Experts are warning parents against spanking their kids to control their behavior

Sad boy on stairs
Photo (c) mrs - Getty Images
A new study conducted by researchers from the University of Michigan explored the long-term risks associated with parents spanking their children. According to their findings, children who are spanked may be more likely to become victims of physical abuse. 

“Nearly one-third of children under five in low- and middle-income countries (LMICs) experience spanking,” the researchers wrote. “Studies from North America suggest that spanking is associated with heightened risk of physical abuse.” 

Understanding the risks of spanking

For the study, the researchers analyzed over 156,000 responses to the UNICEF Multiple Indicator Cluster Surveys.

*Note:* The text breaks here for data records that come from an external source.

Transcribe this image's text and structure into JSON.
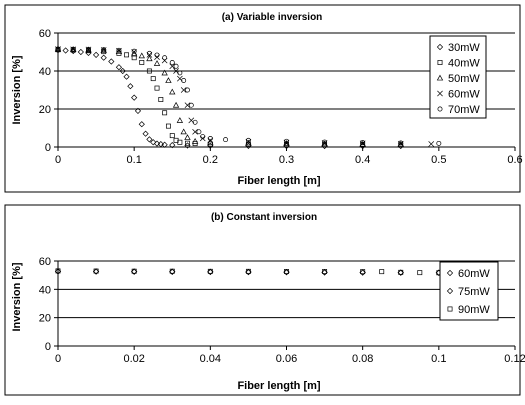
{
  "chart_data": [
    {
      "type": "scatter",
      "title": "(a) Variable inversion",
      "xlabel": "Fiber length [m]",
      "ylabel": "Inversion [%]",
      "xlim": [
        0,
        0.6
      ],
      "ylim": [
        0,
        60
      ],
      "xticks": [
        "0",
        "0.1",
        "0.2",
        "0.3",
        "0.4",
        "0.5",
        "0.6"
      ],
      "yticks": [
        "0",
        "20",
        "40",
        "60"
      ],
      "grid": "horizontal",
      "legend_position": "top-right",
      "series": [
        {
          "name": "30mW",
          "marker": "diamond",
          "x": [
            0,
            0.01,
            0.02,
            0.03,
            0.04,
            0.05,
            0.06,
            0.07,
            0.08,
            0.085,
            0.09,
            0.095,
            0.1,
            0.105,
            0.11,
            0.115,
            0.12,
            0.125,
            0.13,
            0.135,
            0.14,
            0.15,
            0.17,
            0.2,
            0.25,
            0.3,
            0.35,
            0.4,
            0.45
          ],
          "y": [
            51,
            50.8,
            50.5,
            50,
            49.5,
            48.5,
            47,
            45,
            42,
            40,
            37,
            32,
            26,
            19,
            12,
            7,
            4,
            2.5,
            1.8,
            1.5,
            1.2,
            1.0,
            0.8,
            0.7,
            0.6,
            0.5,
            0.5,
            0.5,
            0.5
          ]
        },
        {
          "name": "40mW",
          "marker": "square",
          "x": [
            0,
            0.02,
            0.04,
            0.06,
            0.08,
            0.09,
            0.1,
            0.11,
            0.12,
            0.125,
            0.13,
            0.135,
            0.14,
            0.145,
            0.15,
            0.155,
            0.16,
            0.17,
            0.18,
            0.2,
            0.25,
            0.3,
            0.35,
            0.4,
            0.45
          ],
          "y": [
            51.2,
            51,
            50.7,
            50.2,
            49.3,
            48.5,
            47,
            44.5,
            40,
            36,
            31,
            25,
            18,
            11,
            6,
            3.5,
            2.5,
            2,
            1.8,
            1.6,
            1.4,
            1.3,
            1.2,
            1.1,
            1.0
          ]
        },
        {
          "name": "50mW",
          "marker": "triangle",
          "x": [
            0,
            0.02,
            0.04,
            0.06,
            0.08,
            0.1,
            0.11,
            0.12,
            0.13,
            0.14,
            0.145,
            0.15,
            0.155,
            0.16,
            0.165,
            0.17,
            0.18,
            0.2,
            0.25,
            0.3,
            0.35,
            0.4,
            0.45
          ],
          "y": [
            51.4,
            51.3,
            51.1,
            50.8,
            50.2,
            49,
            48,
            46.5,
            44,
            39,
            35,
            29,
            22,
            14,
            8,
            5,
            3,
            2.5,
            2.1,
            1.9,
            1.7,
            1.5,
            1.4
          ]
        },
        {
          "name": "60mW",
          "marker": "cross",
          "x": [
            0,
            0.02,
            0.04,
            0.06,
            0.08,
            0.1,
            0.12,
            0.13,
            0.14,
            0.15,
            0.155,
            0.16,
            0.165,
            0.17,
            0.175,
            0.18,
            0.19,
            0.2,
            0.25,
            0.3,
            0.35,
            0.4,
            0.45,
            0.49
          ],
          "y": [
            51.5,
            51.4,
            51.3,
            51.1,
            50.7,
            50,
            48.5,
            47.3,
            45.5,
            42.5,
            40,
            36,
            30,
            22,
            14,
            8,
            4.5,
            3.5,
            2.8,
            2.4,
            2.1,
            1.9,
            1.7,
            1.6
          ]
        },
        {
          "name": "70mW",
          "marker": "circle",
          "x": [
            0,
            0.02,
            0.04,
            0.06,
            0.08,
            0.1,
            0.12,
            0.13,
            0.14,
            0.15,
            0.155,
            0.16,
            0.165,
            0.17,
            0.175,
            0.18,
            0.185,
            0.19,
            0.2,
            0.22,
            0.25,
            0.3,
            0.35,
            0.4,
            0.45,
            0.5
          ],
          "y": [
            51.6,
            51.5,
            51.4,
            51.2,
            50.9,
            50.4,
            49.3,
            48.4,
            47,
            44.5,
            42.5,
            39,
            35,
            30,
            22,
            13,
            8,
            5.5,
            4.5,
            3.9,
            3.5,
            3.0,
            2.6,
            2.3,
            2.1,
            1.9
          ]
        }
      ]
    },
    {
      "type": "scatter",
      "title": "(b) Constant inversion",
      "xlabel": "Fiber length [m]",
      "ylabel": "Inversion [%]",
      "xlim": [
        0,
        0.12
      ],
      "ylim": [
        0,
        60
      ],
      "xticks": [
        "0",
        "0.02",
        "0.04",
        "0.06",
        "0.08",
        "0.1",
        "0.12"
      ],
      "yticks": [
        "0",
        "20",
        "40",
        "60"
      ],
      "grid": "horizontal",
      "legend_position": "top-right",
      "series": [
        {
          "name": "60mW",
          "marker": "diamond",
          "x": [
            0,
            0.01,
            0.02,
            0.03,
            0.04,
            0.05,
            0.06,
            0.07,
            0.08,
            0.09,
            0.1
          ],
          "y": [
            52.6,
            52.5,
            52.4,
            52.3,
            52.2,
            52.1,
            52.0,
            51.9,
            51.8,
            51.7,
            51.6
          ]
        },
        {
          "name": "75mW",
          "marker": "diamond",
          "x": [
            0,
            0.01,
            0.02,
            0.03,
            0.04,
            0.05,
            0.06,
            0.07,
            0.08,
            0.09,
            0.1
          ],
          "y": [
            52.8,
            52.7,
            52.6,
            52.5,
            52.4,
            52.3,
            52.2,
            52.1,
            52.0,
            51.9,
            51.8
          ]
        },
        {
          "name": "90mW",
          "marker": "square",
          "x": [
            0,
            0.01,
            0.02,
            0.03,
            0.04,
            0.05,
            0.06,
            0.07,
            0.08,
            0.085,
            0.09,
            0.095,
            0.1
          ],
          "y": [
            53,
            52.9,
            52.8,
            52.8,
            52.7,
            52.7,
            52.6,
            52.6,
            52.5,
            52.5,
            52.0,
            51.8,
            51.7
          ]
        }
      ]
    }
  ]
}
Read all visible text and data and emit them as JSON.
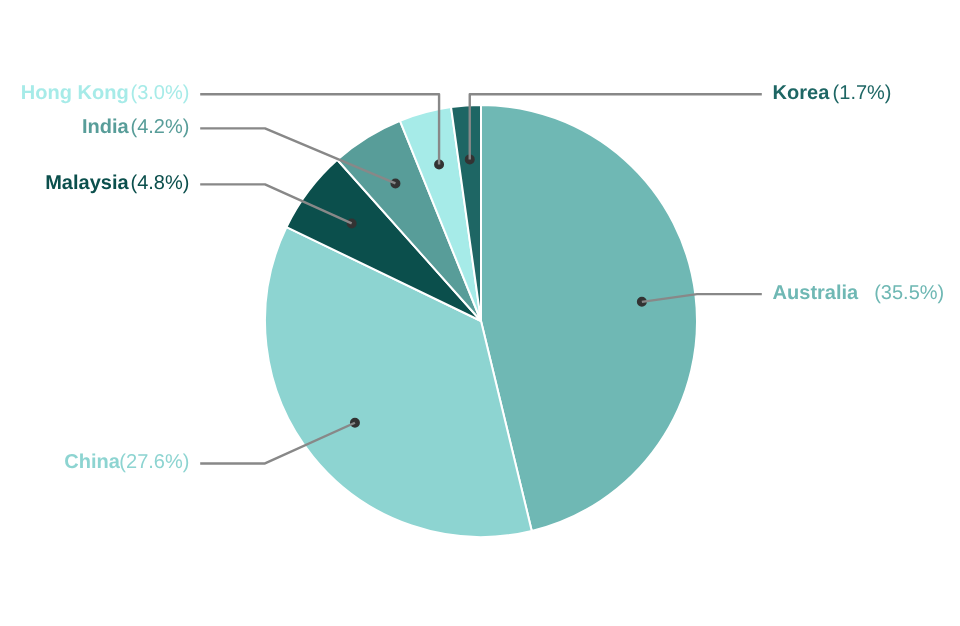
{
  "chart_data": {
    "type": "pie",
    "categories": [
      "Australia",
      "China",
      "Malaysia",
      "India",
      "Hong Kong",
      "Korea"
    ],
    "values": [
      35.5,
      27.6,
      4.8,
      4.2,
      3.0,
      1.7
    ],
    "value_labels": [
      "(35.5%)",
      "(27.6%)",
      "(4.8%)",
      "(4.2%)",
      "(3.0%)",
      "(1.7%)"
    ],
    "colors": [
      "#6fb8b4",
      "#8dd4d1",
      "#0b4f4c",
      "#589d99",
      "#a6ebe8",
      "#1e6664"
    ]
  }
}
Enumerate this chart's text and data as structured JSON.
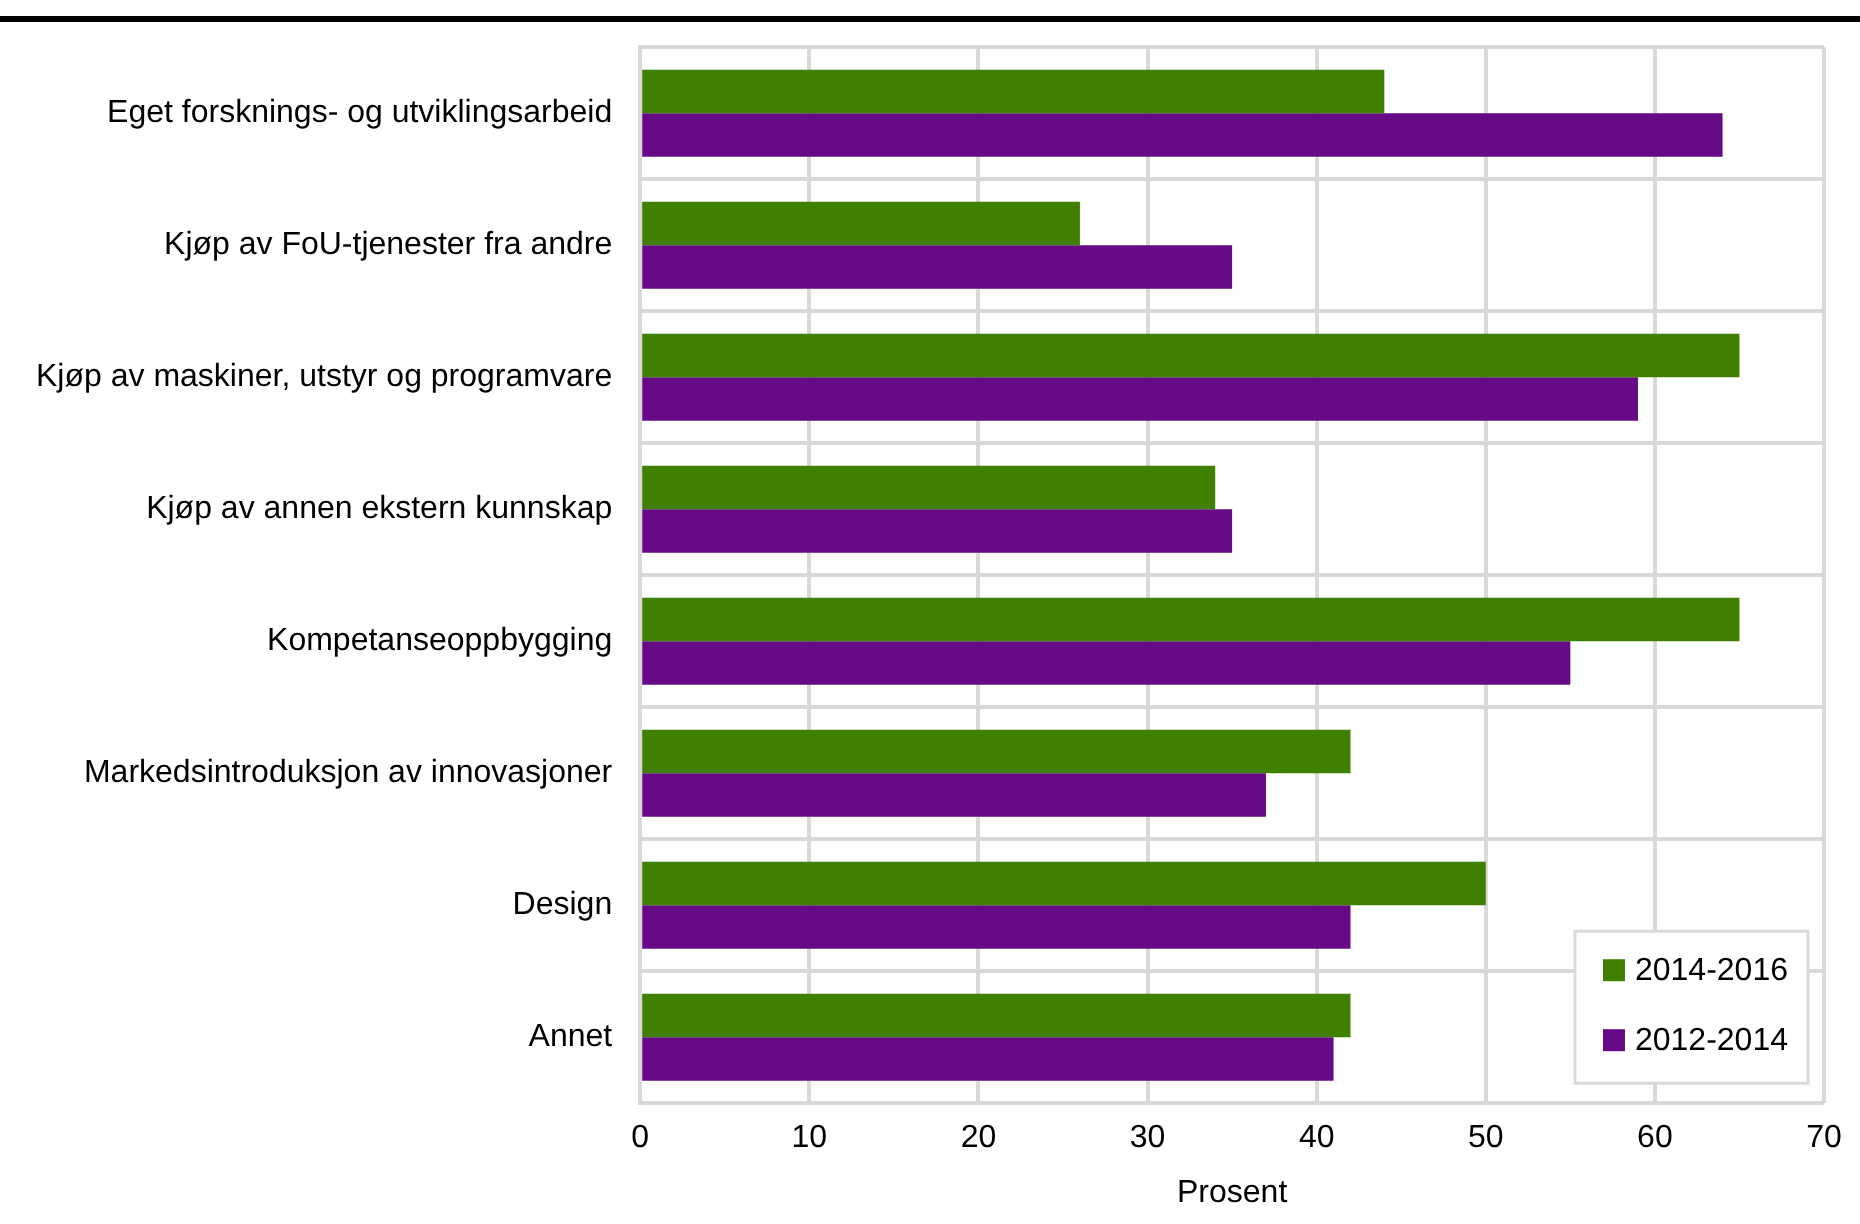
{
  "chart_data": {
    "type": "bar",
    "orientation": "horizontal",
    "xlabel": "Prosent",
    "categories": [
      "Eget forsknings- og utviklingsarbeid",
      "Kjøp av FoU-tjenester fra andre",
      "Kjøp av maskiner, utstyr og programvare",
      "Kjøp av annen ekstern kunnskap",
      "Kompetanseoppbygging",
      "Markedsintroduksjon av innovasjoner",
      "Design",
      "Annet"
    ],
    "series": [
      {
        "name": "2014-2016",
        "color": "#3f8000",
        "values": [
          44,
          26,
          65,
          34,
          65,
          42,
          50,
          42
        ]
      },
      {
        "name": "2012-2014",
        "color": "#660a86",
        "values": [
          64,
          35,
          59,
          35,
          55,
          37,
          42,
          41
        ]
      }
    ],
    "xlim": [
      0,
      70
    ],
    "xticks": [
      0,
      10,
      20,
      30,
      40,
      50,
      60,
      70
    ],
    "grid": true,
    "legend": "bottom right"
  }
}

All of the children involved in the study were between the ages of 1 and 4, and they came from 56 LMICs around the world. 

The biggest takeaway from the study was that spanking children was linked with a higher risk of physical abuse. The risk of physical abuse for children who weren’t spanked was under 10%, whereas the risk of physical abuse was 22% for children who were spanked. 

The team created a hypothetical model of 100 children to better understand the impact that spanking can have on their physical well-being. Based on their findings, approximately 32 of the 100 hypothetical children were spanked; physical abuse would then be prevalent in seven of those 32 children. 

The team noted that physical abuse would affect four fewer children in the hypothetical model if spanking was eliminated. In the national population, eliminating spanking would lower the risk of physical abuse by over 30%. 

“Child welfare advocates should discourage caregivers from using spanking, in order to prevent physical abuse,” the researchers wrote.